Pip fühlte seine Ohren glühen. Besaß die Tochter des Teufels etwa auch eine Kristallkugel? Wieso vermutete sie böse Männer, wo es doch auch böse Frauen sein konnten? Nun, die Wahrheit war, es wären eher die Männer, aber selbst denen war er bisher noch nicht besonders nah gekommen.

„Deine Tante kennt dich gut“, behauptete sie mit einem Mal. „Und sie wird dich vor allen Gefahren beschützen.“

In einer Hoteltoilette, schon klar. Pip presste die Lippen fest zusammen und schwieg.

„Zwei Monate in einem solchen Moloch sind viel zu lange für dich“, sagte sie mit erhobenem Zeigefinger. „Drei Wochen reichen völlig aus. Und danach kannst du dich an der lauschigen Uni im friedlichen Connecticut erholen.“

„Du zahlst mir den Flug, wenn ich nur drei Wochen bleibe?“ Pip versuchte zu verstehen.
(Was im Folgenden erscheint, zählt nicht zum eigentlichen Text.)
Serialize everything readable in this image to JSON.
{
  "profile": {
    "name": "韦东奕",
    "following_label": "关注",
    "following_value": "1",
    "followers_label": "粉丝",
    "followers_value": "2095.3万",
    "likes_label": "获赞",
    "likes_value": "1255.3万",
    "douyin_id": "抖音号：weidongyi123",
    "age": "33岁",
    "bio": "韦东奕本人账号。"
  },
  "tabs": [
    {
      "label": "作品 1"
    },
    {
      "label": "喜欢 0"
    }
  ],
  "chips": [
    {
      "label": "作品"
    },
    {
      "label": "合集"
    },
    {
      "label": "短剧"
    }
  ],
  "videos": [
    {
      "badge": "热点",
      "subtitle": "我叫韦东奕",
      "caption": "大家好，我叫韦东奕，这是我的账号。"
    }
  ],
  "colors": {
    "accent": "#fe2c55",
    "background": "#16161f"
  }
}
Sie lächelte hintergründig. „Genau“, bestätigte sie. Pip spürte seine Hoffnungen und Träume schrumpfen. Viel Zeit würde ihm also nicht bleiben, um im Fluss zu ertrinken oder böse Männer zu treffen. Aber drei Wochen waren besser als nichts. Doch natürlich waren auch daran Bedingungen geknüpft.

„Und alles, was ich dafür von dir will, ist ein kleiner Gefallen“, rückte sie endlich mit dem Preis heraus.
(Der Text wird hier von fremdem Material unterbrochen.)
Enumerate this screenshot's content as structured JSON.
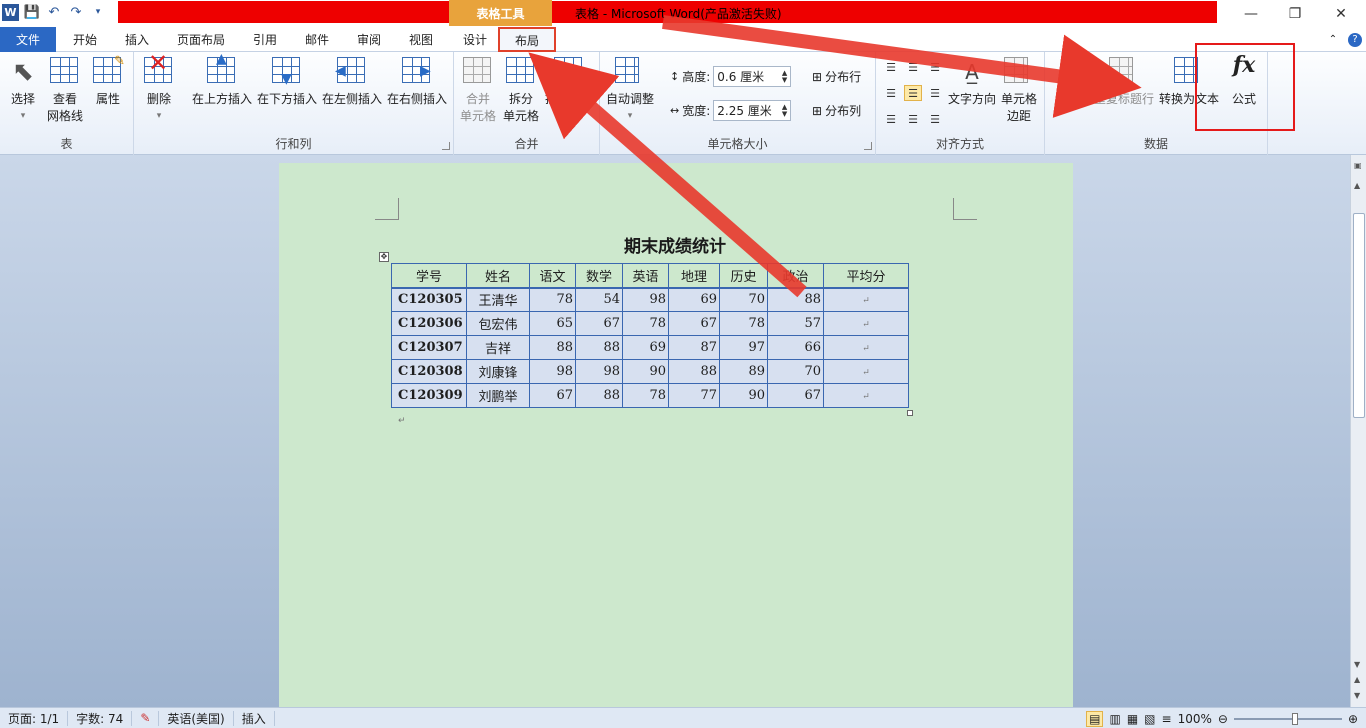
{
  "window": {
    "title": "表格 - Microsoft Word(产品激活失败)",
    "context_tab_title": "表格工具",
    "minimize": "—",
    "restore": "❐",
    "close": "✕"
  },
  "tabs": [
    "文件",
    "开始",
    "插入",
    "页面布局",
    "引用",
    "邮件",
    "审阅",
    "视图",
    "设计",
    "布局"
  ],
  "ribbon": {
    "group_table": {
      "label": "表",
      "select": "选择",
      "view_gridlines_1": "查看",
      "view_gridlines_2": "网格线",
      "properties": "属性"
    },
    "group_rows_cols": {
      "label": "行和列",
      "delete": "删除",
      "insert_above": "在上方插入",
      "insert_below": "在下方插入",
      "insert_left": "在左侧插入",
      "insert_right": "在右侧插入"
    },
    "group_merge": {
      "label": "合并",
      "merge_1": "合并",
      "merge_2": "单元格",
      "split_1": "拆分",
      "split_2": "单元格",
      "split_table": "拆分表格"
    },
    "group_cell_size": {
      "label": "单元格大小",
      "autofit": "自动调整",
      "height_label": "高度:",
      "height_value": "0.6 厘米",
      "width_label": "宽度:",
      "width_value": "2.25 厘米",
      "distribute_rows": "分布行",
      "distribute_cols": "分布列"
    },
    "group_alignment": {
      "label": "对齐方式",
      "text_direction": "文字方向",
      "cell_margins_1": "单元格",
      "cell_margins_2": "边距"
    },
    "group_data": {
      "label": "数据",
      "sort": "排序",
      "repeat_header": "重复标题行",
      "convert_to_text": "转换为文本",
      "formula": "公式",
      "formula_icon": "fx"
    }
  },
  "document": {
    "title": "期末成绩统计",
    "headers": [
      "学号",
      "姓名",
      "语文",
      "数学",
      "英语",
      "地理",
      "历史",
      "政治",
      "平均分"
    ],
    "rows": [
      [
        "C120305",
        "王清华",
        "78",
        "54",
        "98",
        "69",
        "70",
        "88",
        ""
      ],
      [
        "C120306",
        "包宏伟",
        "65",
        "67",
        "78",
        "67",
        "78",
        "57",
        ""
      ],
      [
        "C120307",
        "吉祥",
        "88",
        "88",
        "69",
        "87",
        "97",
        "66",
        ""
      ],
      [
        "C120308",
        "刘康锋",
        "98",
        "98",
        "90",
        "88",
        "89",
        "70",
        ""
      ],
      [
        "C120309",
        "刘鹏举",
        "67",
        "88",
        "78",
        "77",
        "90",
        "67",
        ""
      ]
    ]
  },
  "status": {
    "page": "页面: 1/1",
    "words": "字数: 74",
    "language": "英语(美国)",
    "mode": "插入",
    "zoom": "100%",
    "zoom_fraction": 0.57
  },
  "annotation_color": "#e51a1a"
}
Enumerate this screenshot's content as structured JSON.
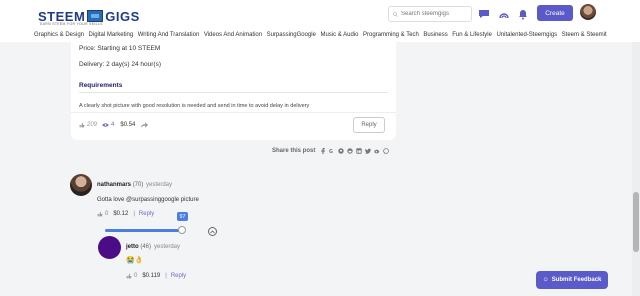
{
  "header": {
    "logo_left": "STEEM",
    "logo_right": "GIGS",
    "tagline": "EARN STEEM FOR YOUR SKILLS",
    "search_placeholder": "Search steemgigs",
    "create_label": "Create"
  },
  "nav": [
    "Graphics & Design",
    "Digital Marketing",
    "Writing And Translation",
    "Videos And Animation",
    "SurpassingGoogle",
    "Music & Audio",
    "Programming & Tech",
    "Business",
    "Fun & Lifestyle",
    "Unitalented-Steemgigs",
    "Steem & Steemit"
  ],
  "card": {
    "price": "Price: Starting at 10 STEEM",
    "delivery": "Delivery: 2 day(s) 24 hour(s)",
    "requirements_title": "Requirements",
    "requirements_text": "A clearly shot picture with good resolution is needed and send in time to avoid delay in delivery",
    "likes": "209",
    "views": "4",
    "value": "$0.54",
    "reply_label": "Reply"
  },
  "share": {
    "label": "Share this post"
  },
  "comment": {
    "author": "nathanmars",
    "reputation": "(70)",
    "time": "yesterday",
    "text": "Gotta love @surpassinggoogle picture",
    "votes": "0",
    "value": "$0.12",
    "separator": "|",
    "reply_label": "Reply",
    "vote_slider_value": "97"
  },
  "reply": {
    "author": "jetto",
    "reputation": "(46)",
    "time": "yesterday",
    "text": "😭👌",
    "votes": "0",
    "value": "$0.119",
    "separator": "|",
    "reply_label": "Reply"
  },
  "feedback": {
    "label": "Submit Feedback"
  },
  "colors": {
    "accent": "#5a5ac8",
    "slider": "#4a7ee0"
  }
}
Ohne zu zögern, nickte Pip. Irgendwo im Küchenschrank lag noch ein Pack Gummihandschuhe. Damit würde er schon über den Sommer und den gröbsten Hoteldreck kommen.
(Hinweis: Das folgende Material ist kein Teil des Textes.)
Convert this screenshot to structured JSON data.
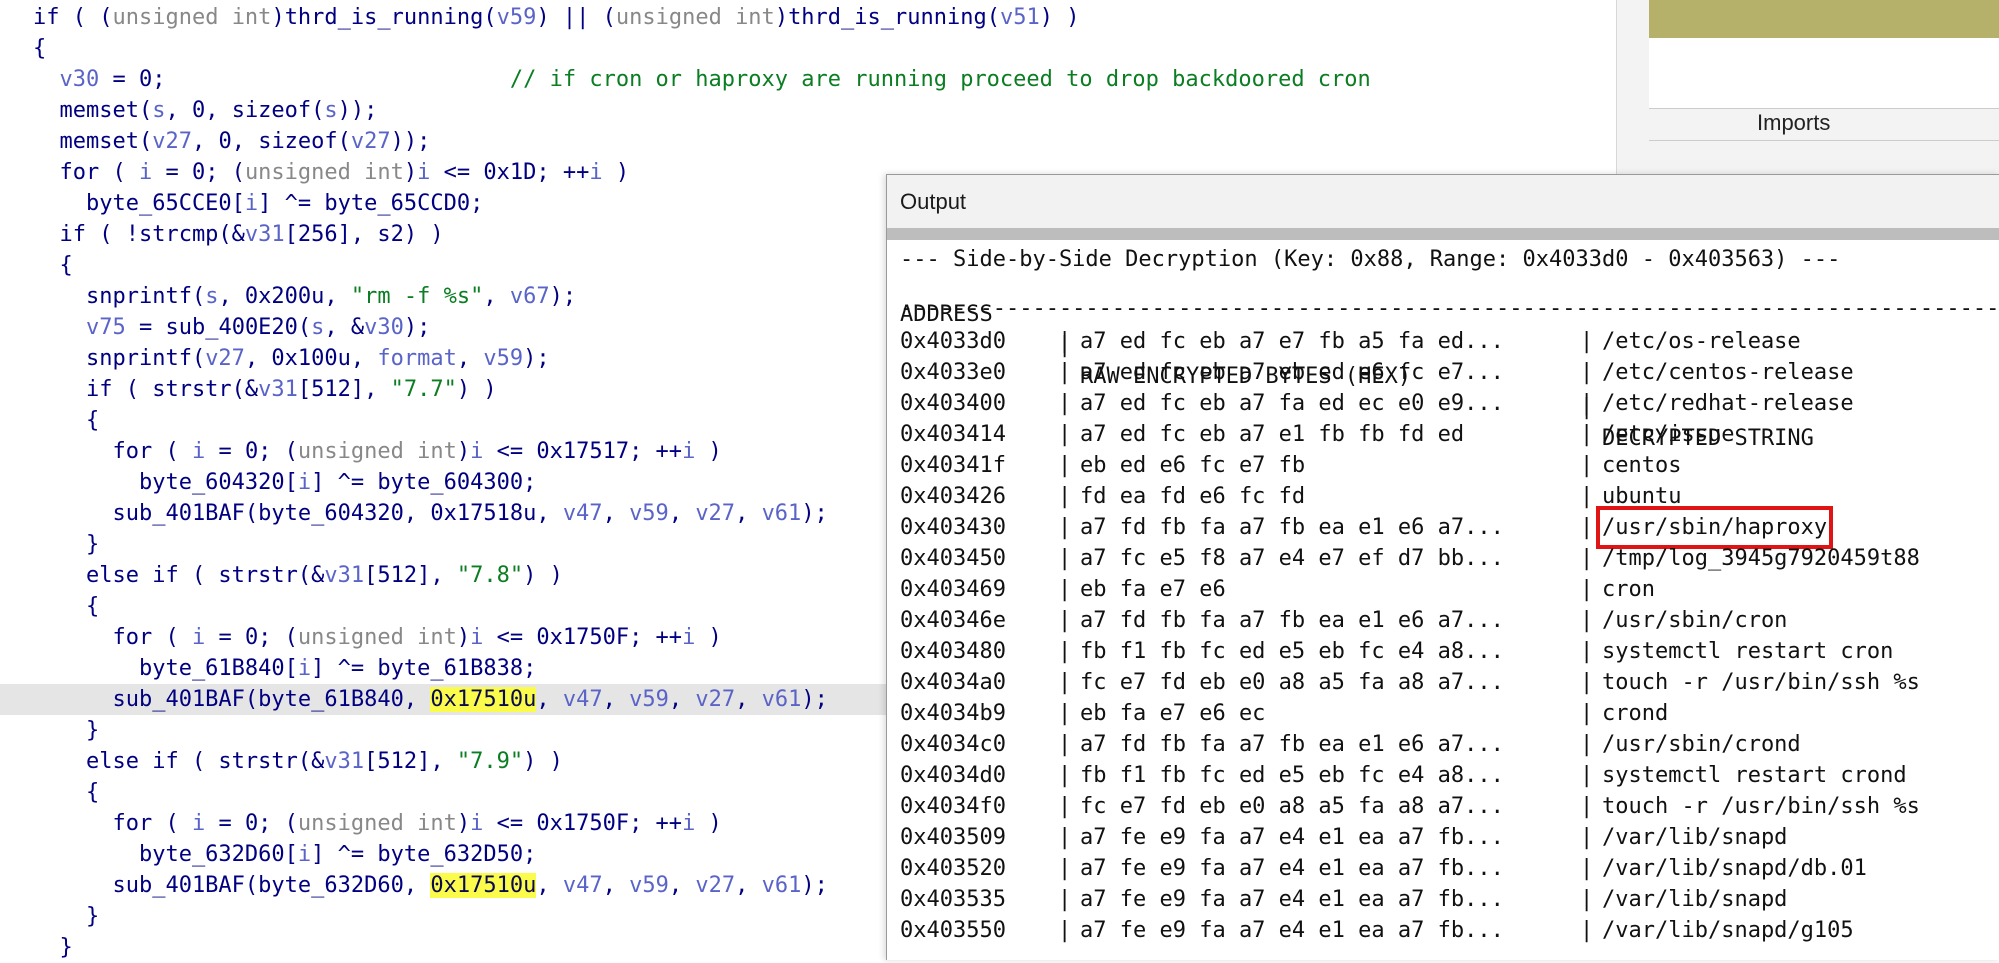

Jetzt strahlte sie und Pips Magen zog sich auf die Größe einer Walnuss zusammen. „Und im Grunde tue ich dir ja einen Gefallen“, behauptete sie. „Du kannst es doch kaum abwarten, dieses gemütliche Haus zu verlassen.“ Sie deutete auf die Glastür. Davor saß Trudi, miaute und klopfte immer wieder mit der Pfote gegen die Scheibe. Sie will mich retten. Der Gedanke ließ ihn für einen Moment lächeln. „Und du magst Katzen. Ich schenke dir quasi einen Urlaub. Nicht in New York, aber Hollerbusch ist auch nicht übel.“

„Hollerbusch?“, hörte Pip sich fragen. Hatte sie schon wieder ein Hotel gekauft?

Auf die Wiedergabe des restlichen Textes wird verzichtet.